Fournier-Gangrän häufiger bei Diabetikern

„Nach Markteinführung wurden Fälle von Fournier-Gangränen (Nekrotisierende Fasziitis des Perineums) mit der Anwendung von SGLT-2-Inhibitoren in Verbindung gebracht“, erklärt der Rote-Hand-Brief. Die Fournier-Gangrän ist eine seltene, jedoch schwere und potenziell lebensgefährliche Infektion, der urogenitale Infektionen oder perineale Abszesse vorausgehen können.

In der Allgemeinbevölkerung ist die Inzidenz einer Fournier-Gangrän gering: In den Vereinigten Staaten wird das Risiko auf 1,6 pro 100.000 Männer pro Jahr geschätzt. Frauen sind deutlich seltener betroffen als Männer. Diabetiker haben jedoch per se ein erhöhtes Risiko für diese Form der nekrotisierenden Fasziitis: „Obwohl Diabetes Mellitus selbst ein Risikofaktor für die Entwicklung einer Fournier-Gangrän ist, gab es einige Fälle nach Markteinführung, die möglicherweise mit der Anwendung von SGLT2-Inhibitoren in Verbindung stehen", erklärt der Rote-Hand-Brief hierzu. Die Nebenwirkung betraf laut Rote-Hand-Brief alle Gliflozine.

Genital- und Harnwegsinfektionen bekannt unter Gliflozinen

Zu den bekannten Nebenwirkungen zählen Genital- und Harnwegsinfektionen – insbesondere Vaginalmykosen und Balanitiden (Eichelentzündungen) unter Gliflozinen. Diese werden vermutlich durch die erhöhte Glucose-Ausscheidung im Urin, auf der auch die blutzuckersenkende Wirkung der Substanzen beruht, begünstigt. Meist sind die Infektionen leicht bis moderat und mit Standardtherapien gut behandelbar.

In den USA wurde bereits gewarnt

Bei starken Schmerzen, Druckschmerzen, Erythemen oder Schwellungen im Genitalbereich oder im Bereich des Perineums, die mit Fieber oder Unwohlsein einhergehen, sollen Patienten an ihren Arzt verwiesen werden.
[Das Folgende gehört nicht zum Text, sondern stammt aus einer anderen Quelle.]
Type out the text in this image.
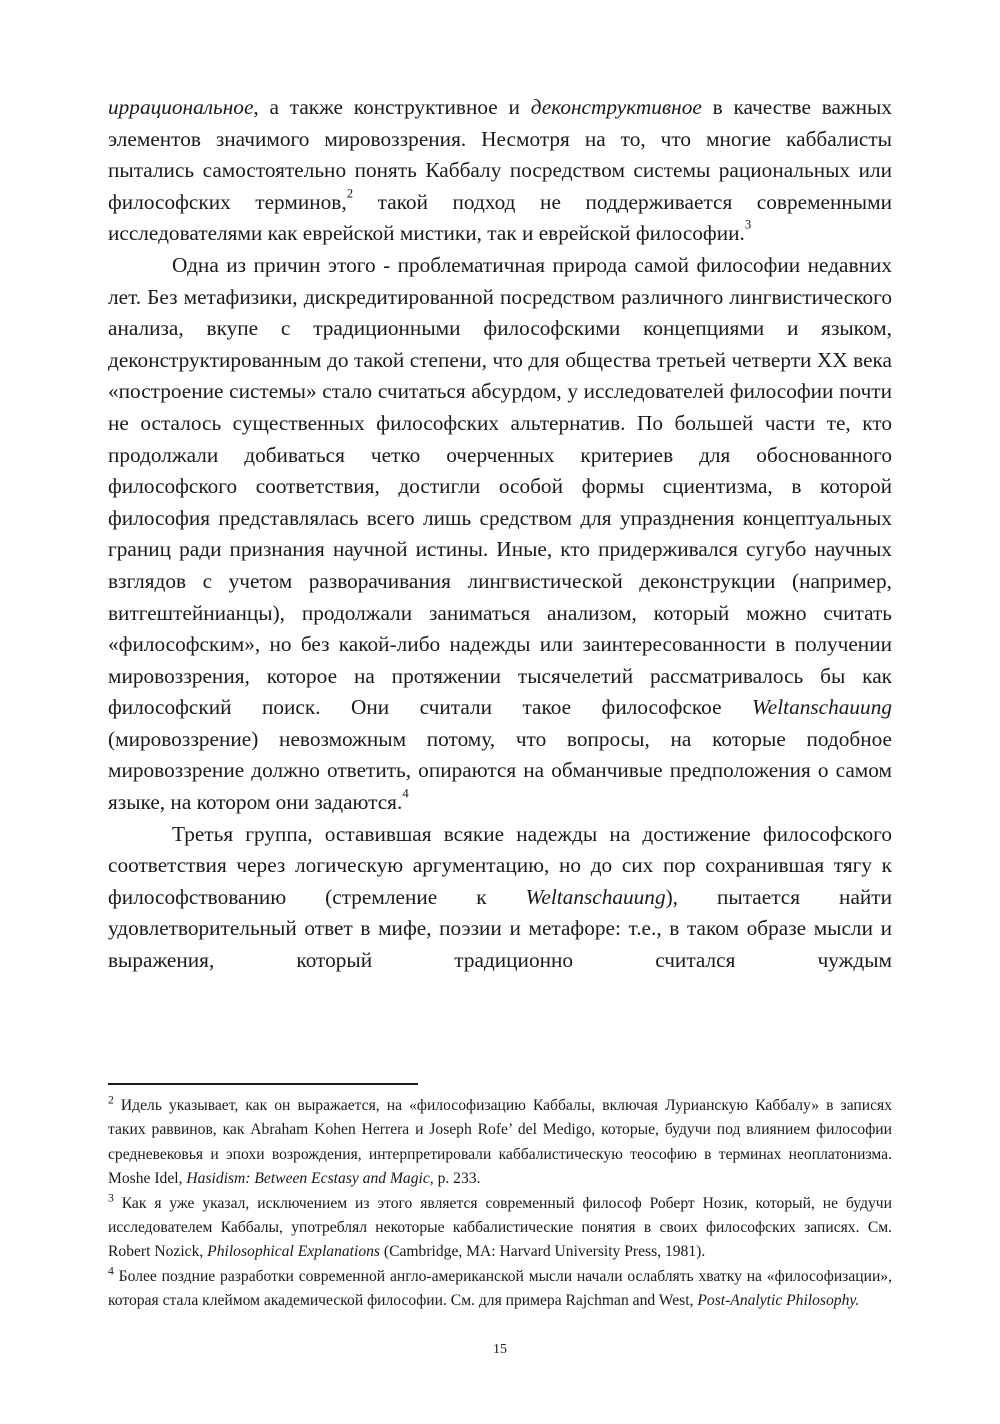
иррациональное, а также конструктивное и деконструктивное в качестве важных элементов значимого мировоззрения. Несмотря на то, что многие каббалисты пытались самостоятельно понять Каббалу посредством системы рациональных или философских терминов,$^2$ такой подход не поддерживается современными исследователями как еврейской мистики, так и еврейской философии.$^3$

Одна из причин этого - проблематичная природа самой философии недавних лет. Без метафизики, дискредитированной посредством различного лингвистического анализа, вкупе с традиционными философскими концепциями и языком, деконструктированным до такой степени, что для общества третьей четверти XX века «построение системы» стало считаться абсурдом, у исследователей философии почти не осталось существенных философских альтернатив. По большей части те, кто продолжали добиваться четко очерченных критериев для обоснованного философского соответствия, достигли особой формы сциентизма, в которой философия представлялась всего лишь средством для упразднения концептуальных границ ради признания научной истины. Иные, кто придерживался сугубо научных взглядов с учетом разворачивания лингвистической деконструкции (например, витгештейнианцы), продолжали заниматься анализом, который можно считать «философским», но без какой-либо надежды или заинтересованности в получении мировоззрения, которое на протяжении тысячелетий рассматривалось бы как философский поиск. Они считали такое философское Weltanschauung (мировоззрение) невозможным потому, что вопросы, на которые подобное мировоззрение должно ответить, опираются на обманчивые предположения о самом языке, на котором они задаются.$^4$

Третья группа, оставившая всякие надежды на достижение философского соответствия через логическую аргументацию, но до сих пор сохранившая тягу к философствованию (стремление к Weltanschauung), пытается найти удовлетворительный ответ в мифе, поэзии и метафоре: т.е., в таком образе мысли и выражения, который традиционно считался чуждым

$^2$ Идель указывает, как он выражается, на «философизацию Каббалы, включая Лурианскую Каббалу» в записях таких раввинов, как Abraham Kohen Herrera и Joseph Rofe’ del Medigo, которые, будучи под влиянием философии средневековья и эпохи возрождения, интерпретировали каббалистическую теософию в терминах неоплатонизма. Moshe Idel, Hasidism: Between Ecstasy and Magic, p. 233.

$^3$ Как я уже указал, исключением из этого является современный философ Роберт Нозик, который, не будучи исследователем Каббалы, употреблял некоторые каббалистические понятия в своих философских записях. См. Robert Nozick, Philosophical Explanations (Cambridge, MA: Harvard University Press, 1981).

$^4$ Более поздние разработки современной англо-американской мысли начали ослаблять хватку на «философизации», которая стала клеймом академической философии. См. для примера Rajchman and West, Post-Analytic Philosophy.

15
Dieser sollte bei Verdacht auf eine Fournier Gangrän, den SGLT2-lnhibitor absetzen und unverzüglich die Behandlung einleiten, empfehlen die Behörden. Dazu gehören Antibiotika und Wunddebridement.
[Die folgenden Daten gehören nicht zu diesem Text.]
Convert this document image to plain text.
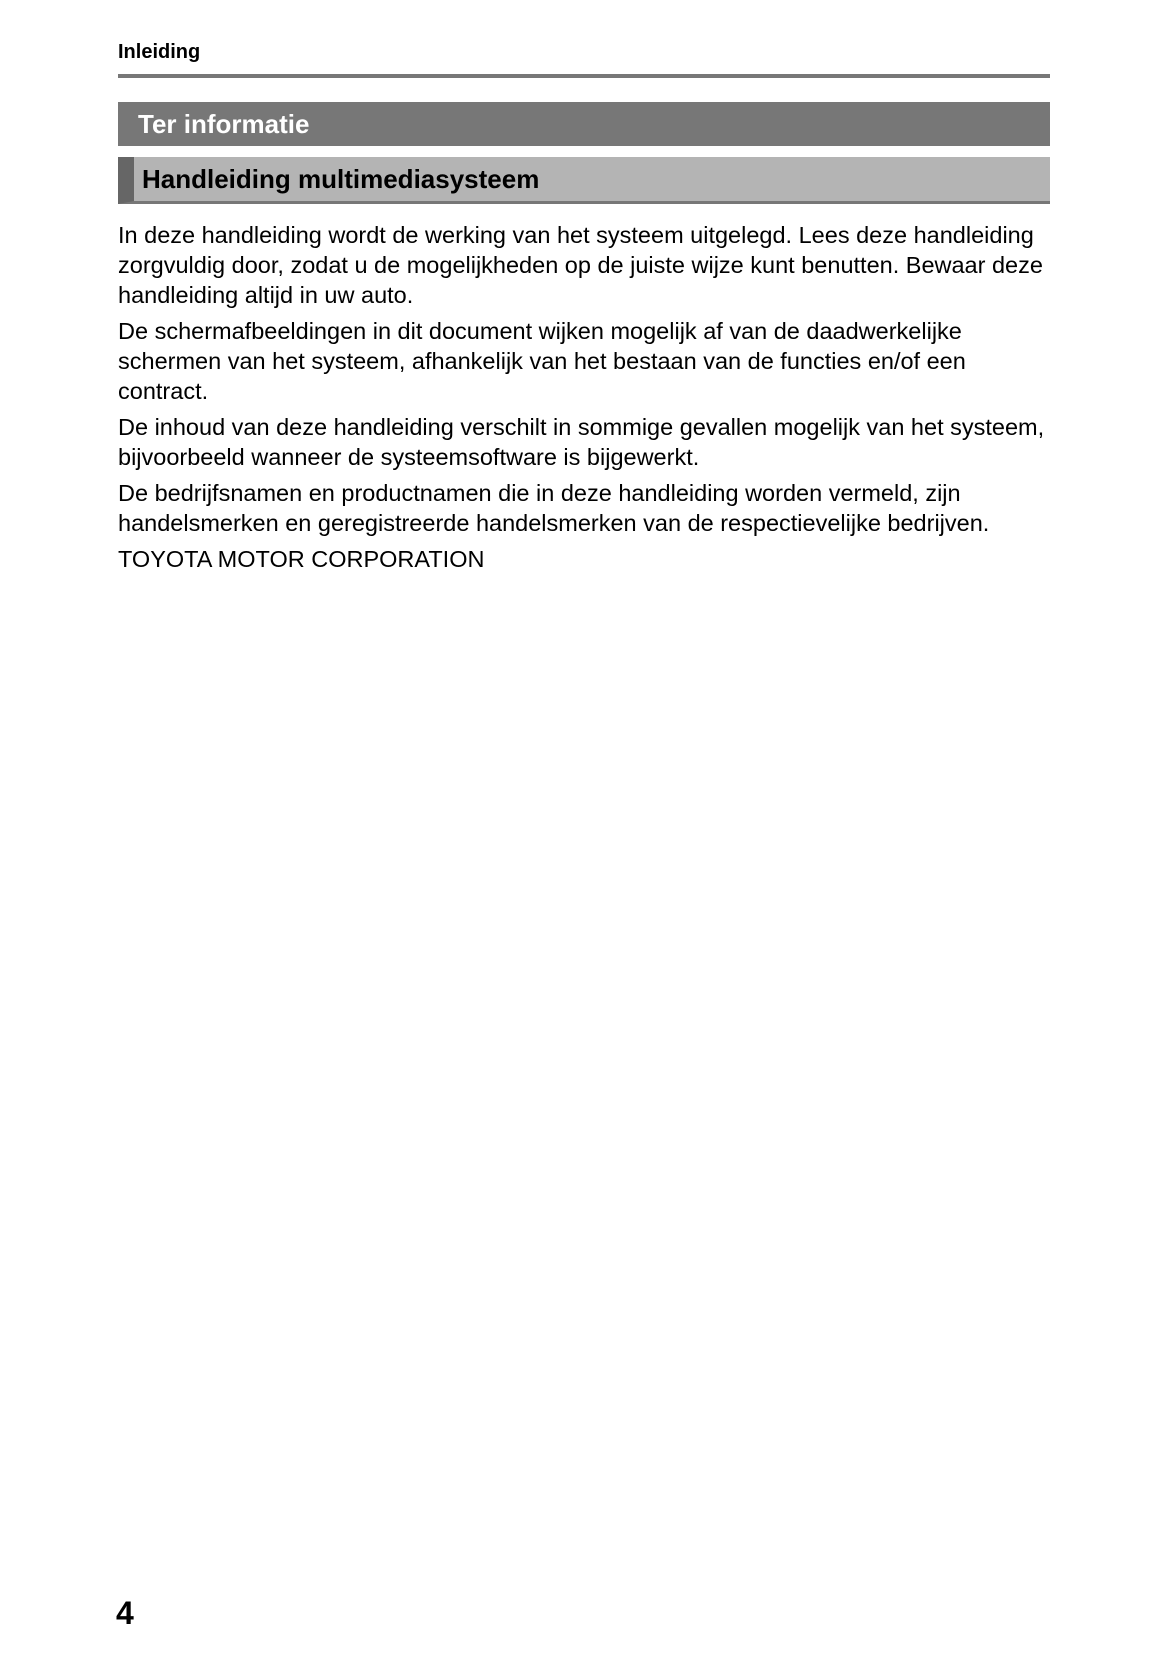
Inleiding
Ter informatie
Handleiding multimediasysteem

In deze handleiding wordt de werking van het systeem uitgelegd. Lees deze handleiding zorgvuldig door, zodat u de mogelijkheden op de juiste wijze kunt benutten. Bewaar deze handleiding altijd in uw auto.

De schermafbeeldingen in dit document wijken mogelijk af van de daadwerkelijke schermen van het systeem, afhankelijk van het bestaan van de functies en/of een contract.

De inhoud van deze handleiding verschilt in sommige gevallen mogelijk van het systeem, bijvoorbeeld wanneer de systeemsoftware is bijgewerkt.

De bedrijfsnamen en productnamen die in deze handleiding worden vermeld, zijn handelsmerken en geregistreerde handelsmerken van de respectievelijke bedrijven.

TOYOTA MOTOR CORPORATION

4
Fournier-Gangrän: als Nebenwirkung aufgenommen

Interessant ist, dass im Zusammenhang mit der Anwendung von SGLT-2-Inhibitoren auch eher Frauen eine Fournier-Gangrän zu entwickeln scheinen. Die Produktinformationen werden dahingehend geändert, dass Fournier-Gangrän als Nebenwirkung in Abschnitt 4.8, Warnhinweise entsprechend der Zusammenfassung oben in Abschnitt 4.4 der Fachinformation aufgenommen werden. 

Was ist eine Fournier-Gangrän?

Bei einer Fournier-Gangrän handelt es sich um eine sehr seltene, aber potenziell lebensbedrohliche bakterielle Infektion des Genitalbereichs und/oder des Perineums, dem Bereich zwischen Anus und äußeren Geschlechtsorganen. Dabei kommt es zu einer nekrotischen Entzündung der Unterhaut und der Faszien, die rasch fortschreitet. Bei Verdacht auf solch eine Infektion muss schnellstmöglich mit einem Breitspek­trum-Antibiotikum behandelt werden, gegebenenfalls ist eine chirurgische Entfernung des nekrotischen Gewebes erforderlich.
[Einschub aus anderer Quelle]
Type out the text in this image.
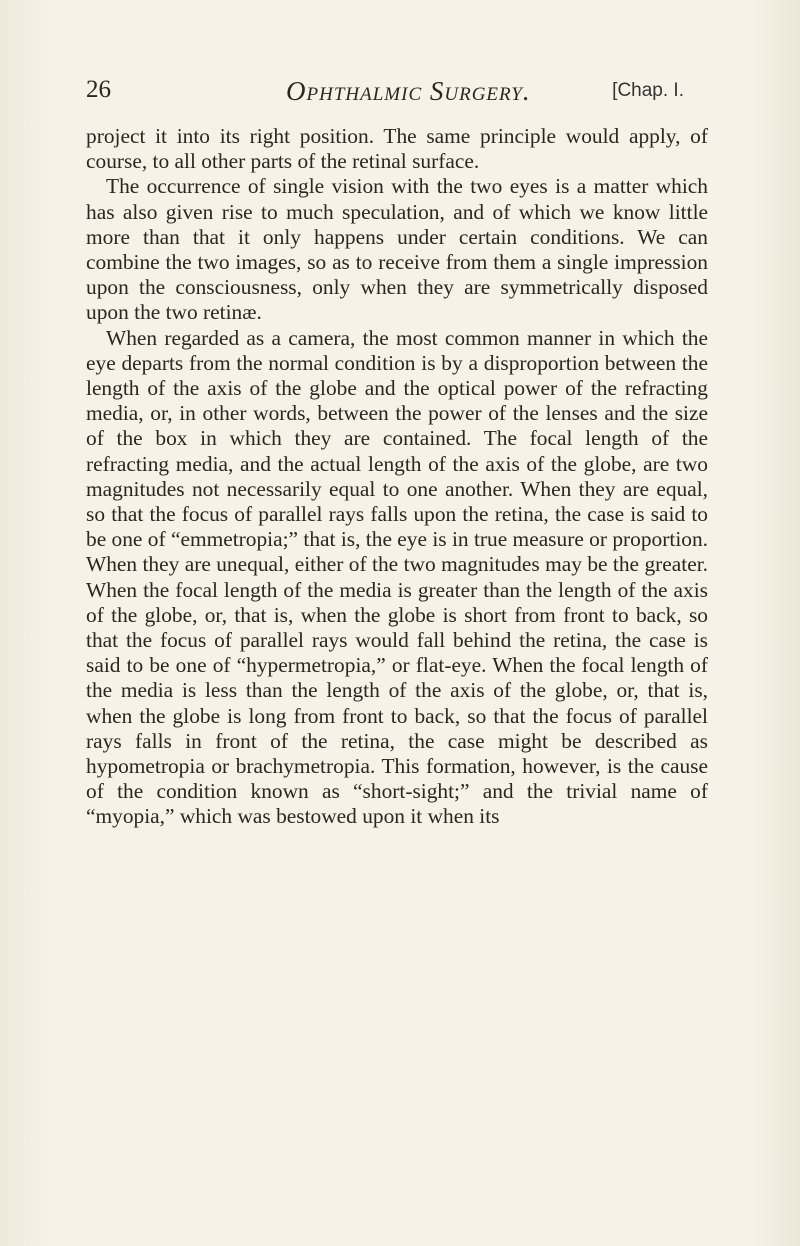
26	Ophthalmic Surgery.	[Chap. I.

project it into its right position. The same principle would apply, of course, to all other parts of the retinal surface.

The occurrence of single vision with the two eyes is a matter which has also given rise to much speculation, and of which we know little more than that it only happens under certain conditions. We can combine the two images, so as to receive from them a single impression upon the consciousness, only when they are symmetrically disposed upon the two retinæ.

When regarded as a camera, the most common manner in which the eye departs from the normal condition is by a disproportion between the length of the axis of the globe and the optical power of the refracting media, or, in other words, between the power of the lenses and the size of the box in which they are contained. The focal length of the refracting media, and the actual length of the axis of the globe, are two magnitudes not necessarily equal to one another. When they are equal, so that the focus of parallel rays falls upon the retina, the case is said to be one of “emmetropia;” that is, the eye is in true measure or proportion. When they are unequal, either of the two magnitudes may be the greater. When the focal length of the media is greater than the length of the axis of the globe, or, that is, when the globe is short from front to back, so that the focus of parallel rays would fall behind the retina, the case is said to be one of “hypermetropia,” or flat-eye. When the focal length of the media is less than the length of the axis of the globe, or, that is, when the globe is long from front to back, so that the focus of parallel rays falls in front of the retina, the case might be described as hypometropia or brachymetropia. This formation, however, is the cause of the condition known as “short-sight;” and the trivial name of “myopia,” which was bestowed upon it when its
Erste Anzeichen einer Fournier-Gangrän sind Schmerzempfindlichkeit, Rötung oder Schwellung im Genitalbereich oder Perineum. Im Gegensatz zu vergleichsweise harmlosen Pilzinfektionen treten auch Fieber und allgemeines Unwohlsein auf. Entwickeln Patienten unter SGLT-2-Inhibitoren solche Symptome, sollten sie umgehend einen Arzt konsultieren. In Absprache mit dem Arzt sollte der SGLT-2-Hemmer gegebenenfalls abgesetzt und der Patient auf ein anderes Antidiabetikum umgestellt werden.

FDA warnte bereits 2018 vor Fournier-Gangrän

Das Risiko einer Fournier-Gangrän unter antidiabetischer Therapie mit Canagliflozin, Dapagliflozin, Empagliflozin und Ertugliflozin ist nicht gänzlich neu. Auch die FDA hatte seit geraumer Zeit ein Auge auf die unerwünschte Arzneimittelwirkung unter Gliflozinen. Sie warnte Ende August 2018 vor der schweren Nebenwirkung und verwies auf insgesamt zwölf Fälle (sieben Männer und fünf Frauen), die zwischen März 2013 und März 2018 die FDA erreichten.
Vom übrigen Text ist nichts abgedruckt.